Just a few years ago, hardly any German knew what a rosé wine was. This has changed in recent years, because as in other countries, the rosé wine, the tradition of which is based in the Provence wine region, is popular. There, 80% of all wines are processed into rosés. In Germany, the proportion of rosé wines sold has quadrupled in recent years from 2% to 8%.

A rosé uses red grapes just like a red wine. However, the production process is similar to that of a white wine. With a rosé wine, the grapes are allowed to lie on the mash for a maximum of a few hours in order to absorb at least some of the colour, aroma and tannins. If this happens, it is called the maceration method. If this is not done at all, the pressing method is used, so that the rosé wine only gets a slight pink tinge. The third production method, the saignée method (French: bloodletting), is similar to maceration. The rosé wine is created as a by-product of red wine production by removing the rosé wine from the mash after a predetermined time. The rest of about 80% remains and is further processed into red wine. This method is done so that the remaining red wine can absorb even more extract and color than usual due to its smaller volume. It tastes more concentrated and intense afterwards. The fourth method, a blend of red and white wines, is banned in the EU and may only be used with sparkling wines.

A rosé wine varies in color from a pale pink to cherry red, depending on the grape variety and how it is made. Due to their low tannin content, rosé wines are very refreshing and popular summer wines. They like to be served chilled. Their taste is similar to light red wines.

Pure cultured yeasts

Pure cultured yeasts were developed from the 1970s onwards. They increasingly replaced natural fermentation (spontaneous fermentation) with controlled conditions. The types of yeast developed for this purpose are pure (whereas natural yeast is always a mixture of several types of yeast) and cultured. Thus, yeast types could be obtained that were optimized for the wines and have ideal conditions for the fermentation process. In some cases, different pure culture yeasts are used for different grape varieties, depending on which yeast type best suits the grape variety.

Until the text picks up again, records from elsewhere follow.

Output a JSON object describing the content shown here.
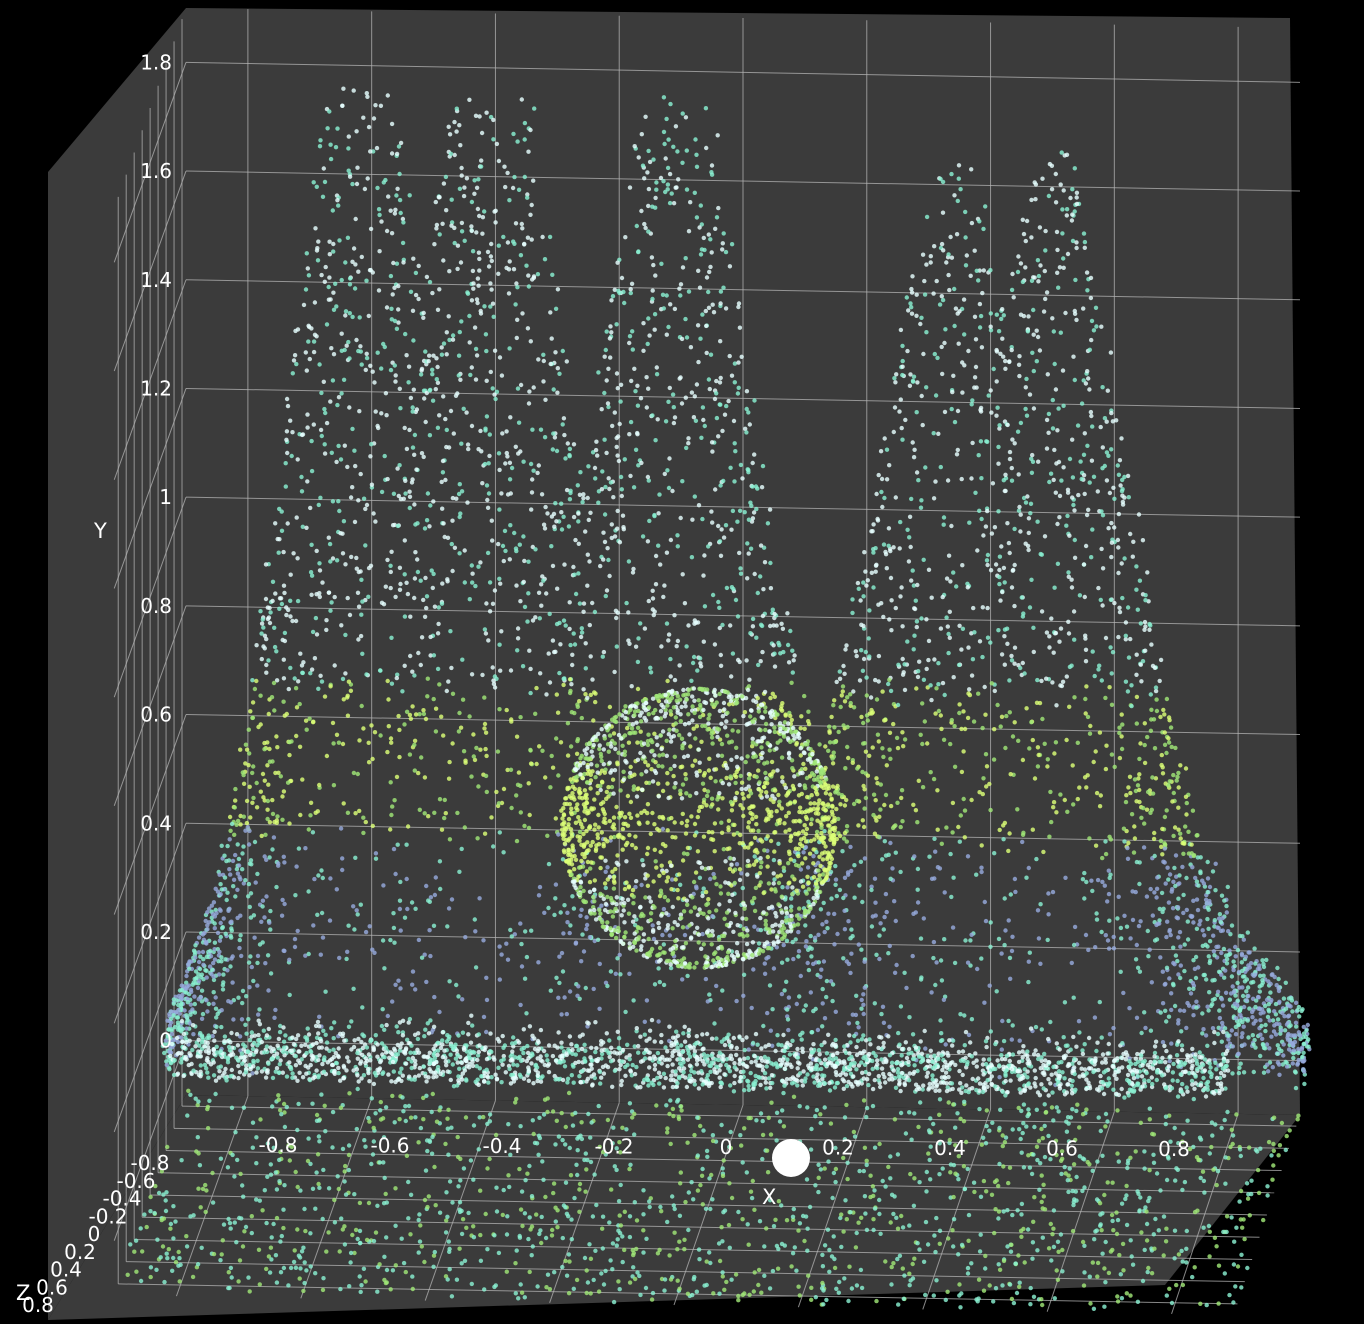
{
  "chart_data": {
    "type": "scatter",
    "dimensions": 3,
    "title": "",
    "xlabel": "X",
    "ylabel": "Y",
    "zlabel": "Z",
    "xlim": [
      -0.9,
      0.9
    ],
    "ylim": [
      -0.1,
      1.9
    ],
    "zlim": [
      -0.9,
      0.9
    ],
    "x_ticks": [
      "-0.8",
      "-0.6",
      "-0.4",
      "-0.2",
      "0",
      "0.2",
      "0.4",
      "0.6",
      "0.8"
    ],
    "y_ticks": [
      "0",
      "0.2",
      "0.4",
      "0.6",
      "0.8",
      "1",
      "1.2",
      "1.4",
      "1.6",
      "1.8"
    ],
    "z_ticks": [
      "-0.8",
      "-0.6",
      "-0.4",
      "-0.2",
      "0",
      "0.2",
      "0.4",
      "0.6",
      "0.8"
    ],
    "grid": true,
    "background_color": "#3b3b3b",
    "grid_color": "#b4b4b4",
    "marker_color": "#ffffff",
    "point_colors": [
      "#e6ffff",
      "#8af0d2",
      "#dcff78",
      "#a0e678",
      "#96aadc"
    ],
    "marker": {
      "x": 0.05,
      "y": -0.05,
      "z": 0
    },
    "structures": {
      "mountains": {
        "peaks": [
          {
            "x": -0.62,
            "height": 1.74
          },
          {
            "x": -0.4,
            "height": 1.62
          },
          {
            "x": -0.1,
            "height": 1.55
          },
          {
            "x": 0.35,
            "height": 1.28
          },
          {
            "x": 0.52,
            "height": 1.35
          }
        ]
      },
      "sphere": {
        "center": [
          -0.05,
          0.48,
          0
        ],
        "radius": 0.22
      },
      "ground_ring": {
        "x_range": [
          -0.9,
          0.8
        ],
        "y": 0.02
      },
      "floor_spread": {
        "x_range": [
          -0.9,
          0.9
        ],
        "z_range": [
          -0.9,
          0.9
        ]
      }
    }
  }
}
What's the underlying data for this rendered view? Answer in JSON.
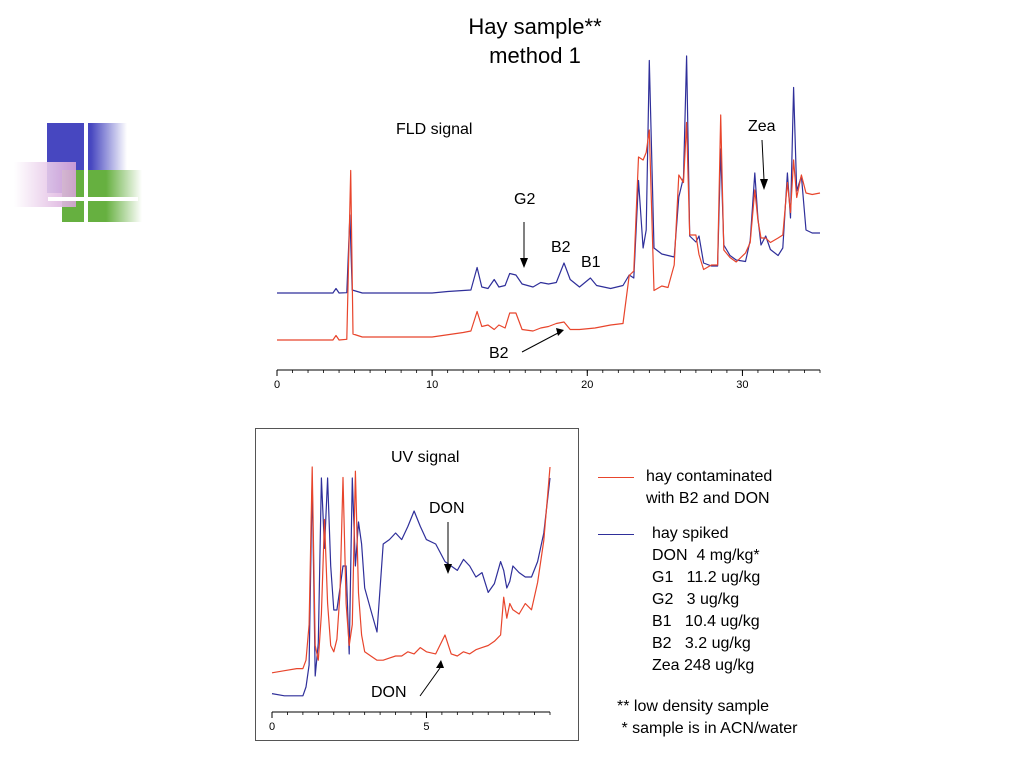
{
  "header": {
    "title_line1": "Hay sample**",
    "title_line2": "method 1"
  },
  "colors": {
    "contaminated": "#e8452c",
    "spiked": "#2f2f9a",
    "logo_blue": "#4747c0",
    "logo_green": "#66b040",
    "logo_pink": "#d6a2d8"
  },
  "fld": {
    "label": "FLD signal",
    "annotations": {
      "g2": "G2",
      "b2_top": "B2",
      "b1": "B1",
      "zea": "Zea",
      "b2_bottom": "B2"
    }
  },
  "uv": {
    "label": "UV signal",
    "annotations": {
      "don_top": "DON",
      "don_bottom": "DON"
    }
  },
  "legend": {
    "contaminated_lines": [
      "hay contaminated",
      "with B2 and DON"
    ],
    "spiked_title": "hay spiked",
    "spiked_items": [
      "DON  4 mg/kg*",
      "G1   11.2 ug/kg",
      "G2   3 ug/kg",
      "B1   10.4 ug/kg",
      "B2   3.2 ug/kg",
      "Zea 248 ug/kg"
    ]
  },
  "notes": [
    "** low density sample",
    " * sample is in ACN/water"
  ],
  "chart_data": [
    {
      "type": "line",
      "name": "FLD signal",
      "xlim": [
        0,
        35
      ],
      "x_ticks": [
        0,
        10,
        20,
        30
      ],
      "x_minor_step": 1,
      "series": [
        {
          "color_key": "spiked",
          "points": [
            [
              0,
              0
            ],
            [
              3.6,
              0
            ],
            [
              3.8,
              3
            ],
            [
              4.0,
              0
            ],
            [
              4.5,
              0.2
            ],
            [
              4.7,
              52
            ],
            [
              4.85,
              2
            ],
            [
              5.5,
              0
            ],
            [
              10,
              0
            ],
            [
              11,
              1
            ],
            [
              12.5,
              2
            ],
            [
              12.9,
              17
            ],
            [
              13.2,
              4
            ],
            [
              13.6,
              3
            ],
            [
              14.0,
              9
            ],
            [
              14.3,
              4
            ],
            [
              14.7,
              5
            ],
            [
              15.0,
              13
            ],
            [
              15.4,
              12
            ],
            [
              15.8,
              6
            ],
            [
              16.5,
              4
            ],
            [
              17.0,
              7
            ],
            [
              17.5,
              6
            ],
            [
              18.0,
              7
            ],
            [
              18.5,
              20
            ],
            [
              18.9,
              9
            ],
            [
              19.5,
              4
            ],
            [
              20.2,
              10
            ],
            [
              20.6,
              5
            ],
            [
              21.5,
              3
            ],
            [
              22.3,
              5
            ],
            [
              22.7,
              12
            ],
            [
              23.0,
              10
            ],
            [
              23.3,
              75
            ],
            [
              23.6,
              30
            ],
            [
              23.8,
              42
            ],
            [
              24.0,
              155
            ],
            [
              24.3,
              30
            ],
            [
              24.8,
              26
            ],
            [
              25.2,
              25
            ],
            [
              25.6,
              24
            ],
            [
              25.9,
              64
            ],
            [
              26.2,
              77
            ],
            [
              26.4,
              158
            ],
            [
              26.6,
              38
            ],
            [
              27.0,
              34
            ],
            [
              27.2,
              38
            ],
            [
              27.5,
              20
            ],
            [
              28.0,
              18
            ],
            [
              28.4,
              18
            ],
            [
              28.6,
              96
            ],
            [
              28.8,
              32
            ],
            [
              29.2,
              25
            ],
            [
              29.6,
              22
            ],
            [
              30.2,
              21
            ],
            [
              30.5,
              35
            ],
            [
              30.8,
              80
            ],
            [
              31.0,
              50
            ],
            [
              31.2,
              32
            ],
            [
              31.5,
              38
            ],
            [
              31.8,
              29
            ],
            [
              32.3,
              25
            ],
            [
              32.6,
              30
            ],
            [
              32.9,
              80
            ],
            [
              33.1,
              50
            ],
            [
              33.3,
              137
            ],
            [
              33.5,
              68
            ],
            [
              33.8,
              78
            ],
            [
              34.1,
              42
            ],
            [
              34.5,
              40
            ],
            [
              35,
              40
            ]
          ]
        },
        {
          "color_key": "contaminated",
          "points": [
            [
              0,
              0
            ],
            [
              3.6,
              0
            ],
            [
              3.8,
              3
            ],
            [
              4.0,
              0
            ],
            [
              4.5,
              0.5
            ],
            [
              4.75,
              113
            ],
            [
              4.9,
              4
            ],
            [
              5.5,
              2
            ],
            [
              10,
              2
            ],
            [
              12.0,
              5
            ],
            [
              12.5,
              6
            ],
            [
              12.9,
              19
            ],
            [
              13.2,
              9
            ],
            [
              13.6,
              10
            ],
            [
              14.0,
              7
            ],
            [
              14.3,
              10
            ],
            [
              14.7,
              8
            ],
            [
              15.0,
              18
            ],
            [
              15.4,
              18
            ],
            [
              15.8,
              7
            ],
            [
              16.5,
              6
            ],
            [
              17.0,
              8
            ],
            [
              17.5,
              9
            ],
            [
              18.0,
              11
            ],
            [
              18.5,
              12
            ],
            [
              18.9,
              7
            ],
            [
              19.5,
              7
            ],
            [
              20.5,
              8
            ],
            [
              21.5,
              10
            ],
            [
              22.3,
              11
            ],
            [
              22.7,
              43
            ],
            [
              23.0,
              46
            ],
            [
              23.3,
              122
            ],
            [
              23.6,
              120
            ],
            [
              23.8,
              125
            ],
            [
              24.0,
              140
            ],
            [
              24.3,
              33
            ],
            [
              24.8,
              36
            ],
            [
              25.2,
              35
            ],
            [
              25.6,
              50
            ],
            [
              25.9,
              110
            ],
            [
              26.2,
              105
            ],
            [
              26.4,
              145
            ],
            [
              26.6,
              70
            ],
            [
              27.0,
              70
            ],
            [
              27.2,
              57
            ],
            [
              27.5,
              47
            ],
            [
              28.0,
              50
            ],
            [
              28.4,
              50
            ],
            [
              28.6,
              150
            ],
            [
              28.8,
              60
            ],
            [
              29.2,
              55
            ],
            [
              29.6,
              52
            ],
            [
              30.2,
              58
            ],
            [
              30.5,
              65
            ],
            [
              30.8,
              100
            ],
            [
              31.0,
              80
            ],
            [
              31.2,
              68
            ],
            [
              31.5,
              68
            ],
            [
              31.8,
              65
            ],
            [
              32.3,
              68
            ],
            [
              32.6,
              70
            ],
            [
              32.9,
              105
            ],
            [
              33.1,
              85
            ],
            [
              33.3,
              120
            ],
            [
              33.5,
              95
            ],
            [
              33.8,
              110
            ],
            [
              34.1,
              98
            ],
            [
              34.5,
              97
            ],
            [
              35,
              98
            ]
          ]
        }
      ]
    },
    {
      "type": "line",
      "name": "UV signal",
      "xlim": [
        0,
        9
      ],
      "x_ticks": [
        0,
        5
      ],
      "x_minor_step": 0.5,
      "series": [
        {
          "color_key": "spiked",
          "points": [
            [
              0,
              2
            ],
            [
              0.4,
              1
            ],
            [
              0.8,
              1
            ],
            [
              1.0,
              1
            ],
            [
              1.1,
              5
            ],
            [
              1.2,
              15
            ],
            [
              1.3,
              99
            ],
            [
              1.4,
              10
            ],
            [
              1.5,
              25
            ],
            [
              1.6,
              100
            ],
            [
              1.7,
              68
            ],
            [
              1.8,
              100
            ],
            [
              1.9,
              60
            ],
            [
              2.0,
              40
            ],
            [
              2.1,
              40
            ],
            [
              2.2,
              50
            ],
            [
              2.3,
              60
            ],
            [
              2.4,
              60
            ],
            [
              2.5,
              20
            ],
            [
              2.6,
              100
            ],
            [
              2.7,
              60
            ],
            [
              2.8,
              80
            ],
            [
              2.9,
              70
            ],
            [
              3.0,
              50
            ],
            [
              3.2,
              40
            ],
            [
              3.4,
              30
            ],
            [
              3.5,
              50
            ],
            [
              3.6,
              70
            ],
            [
              3.8,
              72
            ],
            [
              4.0,
              75
            ],
            [
              4.2,
              72
            ],
            [
              4.4,
              78
            ],
            [
              4.6,
              85
            ],
            [
              4.8,
              78
            ],
            [
              5.0,
              72
            ],
            [
              5.3,
              70
            ],
            [
              5.6,
              62
            ],
            [
              5.8,
              60
            ],
            [
              6.0,
              58
            ],
            [
              6.2,
              63
            ],
            [
              6.4,
              60
            ],
            [
              6.6,
              55
            ],
            [
              6.8,
              57
            ],
            [
              7.0,
              48
            ],
            [
              7.2,
              52
            ],
            [
              7.4,
              62
            ],
            [
              7.5,
              58
            ],
            [
              7.6,
              50
            ],
            [
              7.7,
              53
            ],
            [
              7.8,
              60
            ],
            [
              8.0,
              57
            ],
            [
              8.2,
              55
            ],
            [
              8.4,
              55
            ],
            [
              8.6,
              62
            ],
            [
              8.8,
              75
            ],
            [
              9.0,
              100
            ]
          ]
        },
        {
          "color_key": "contaminated",
          "points": [
            [
              0,
              12
            ],
            [
              0.4,
              13
            ],
            [
              0.8,
              14
            ],
            [
              1.0,
              14
            ],
            [
              1.1,
              18
            ],
            [
              1.2,
              35
            ],
            [
              1.3,
              110
            ],
            [
              1.4,
              25
            ],
            [
              1.5,
              18
            ],
            [
              1.6,
              40
            ],
            [
              1.7,
              85
            ],
            [
              1.8,
              45
            ],
            [
              1.9,
              25
            ],
            [
              2.0,
              22
            ],
            [
              2.1,
              28
            ],
            [
              2.2,
              50
            ],
            [
              2.3,
              105
            ],
            [
              2.4,
              45
            ],
            [
              2.5,
              25
            ],
            [
              2.6,
              35
            ],
            [
              2.7,
              108
            ],
            [
              2.8,
              50
            ],
            [
              2.9,
              30
            ],
            [
              3.0,
              22
            ],
            [
              3.2,
              20
            ],
            [
              3.4,
              18
            ],
            [
              3.5,
              18
            ],
            [
              3.6,
              18
            ],
            [
              3.8,
              19
            ],
            [
              4.0,
              20
            ],
            [
              4.2,
              20
            ],
            [
              4.4,
              22
            ],
            [
              4.6,
              21
            ],
            [
              4.8,
              24
            ],
            [
              5.0,
              22
            ],
            [
              5.3,
              21
            ],
            [
              5.6,
              30
            ],
            [
              5.8,
              21
            ],
            [
              6.0,
              20
            ],
            [
              6.2,
              22
            ],
            [
              6.4,
              21
            ],
            [
              6.6,
              23
            ],
            [
              6.8,
              24
            ],
            [
              7.0,
              25
            ],
            [
              7.2,
              27
            ],
            [
              7.4,
              30
            ],
            [
              7.5,
              48
            ],
            [
              7.6,
              38
            ],
            [
              7.7,
              45
            ],
            [
              7.8,
              42
            ],
            [
              8.0,
              40
            ],
            [
              8.2,
              45
            ],
            [
              8.4,
              42
            ],
            [
              8.6,
              55
            ],
            [
              8.8,
              75
            ],
            [
              9.0,
              110
            ]
          ]
        }
      ]
    }
  ]
}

In recent years there has been a religious battle between winegrowers. Some winegrowers swear by the new technology of pure cultured yeasts and consider them superior to natural yeasts. They also refer to the elimination of risks that are repeatedly triggered by spontaneous fermentation. Other winegrowers expect a greater variety of flavors from resorting to traditional spontaneous fermentation and are open to the risks, which can also have positive effects. They see more opportunities than risks and complain that the standardized use of pure culture yeasts has led to a uniformity in wine taste. Ultimately, the form of fermentation used is a matter of personality and style, where there is no right or wrong.